If alpha and bita are zeros of x2+6x+5 find polynomial whase zeros are 1by alpha and 1 by bita

Answer 1

Answer:-

Alpha is taken as "p" and beta is taken as "q".

Given Polynomial => x² + 6x + 5 = 0.

Let , a = 1 , b = 6 , c = 5.

We know that,

Sum of the roots = - b/a

→ p + q = - (6)/1

→ p + q = - 6 -- equation (1).

Product of the roots = c/a

→ pq = 5/1

→ pq = 5 -- equation (2).

We know that,

General form of a quadratic equation is x² - (sum of zeroes)x + (product of zeroes) = 0

The zeroes of new quadratic polynomial are 1/p , 1/q.
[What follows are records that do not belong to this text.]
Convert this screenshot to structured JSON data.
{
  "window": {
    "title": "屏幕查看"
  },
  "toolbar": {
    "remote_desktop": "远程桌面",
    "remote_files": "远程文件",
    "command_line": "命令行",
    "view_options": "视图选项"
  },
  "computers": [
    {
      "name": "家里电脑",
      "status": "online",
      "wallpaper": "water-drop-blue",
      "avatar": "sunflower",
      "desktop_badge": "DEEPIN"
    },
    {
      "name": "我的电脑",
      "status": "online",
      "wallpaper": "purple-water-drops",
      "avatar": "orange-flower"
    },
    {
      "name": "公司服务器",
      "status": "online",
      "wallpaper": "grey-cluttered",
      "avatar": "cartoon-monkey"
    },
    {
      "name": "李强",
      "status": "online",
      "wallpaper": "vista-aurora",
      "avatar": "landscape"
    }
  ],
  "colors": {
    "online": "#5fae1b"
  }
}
So,

→ x² - (1/p + 1/q)x +(1/p)(1/q) = 0

→ x² - [(p + q)/pq]x + (1/pq) = 0

Putting the values from equation (1),

→ x² - ( - 6/5)x + 1/5 = 0

→ x² + 6x/5 + 1/5 = 0

Taking LCM,

→ (5x² + 6x + 1)/5 = 0

→ 5x² + 6x + 1 = 0.

Hence, the new quadratic equation formed will be 5x² + 6x + 1 = 0.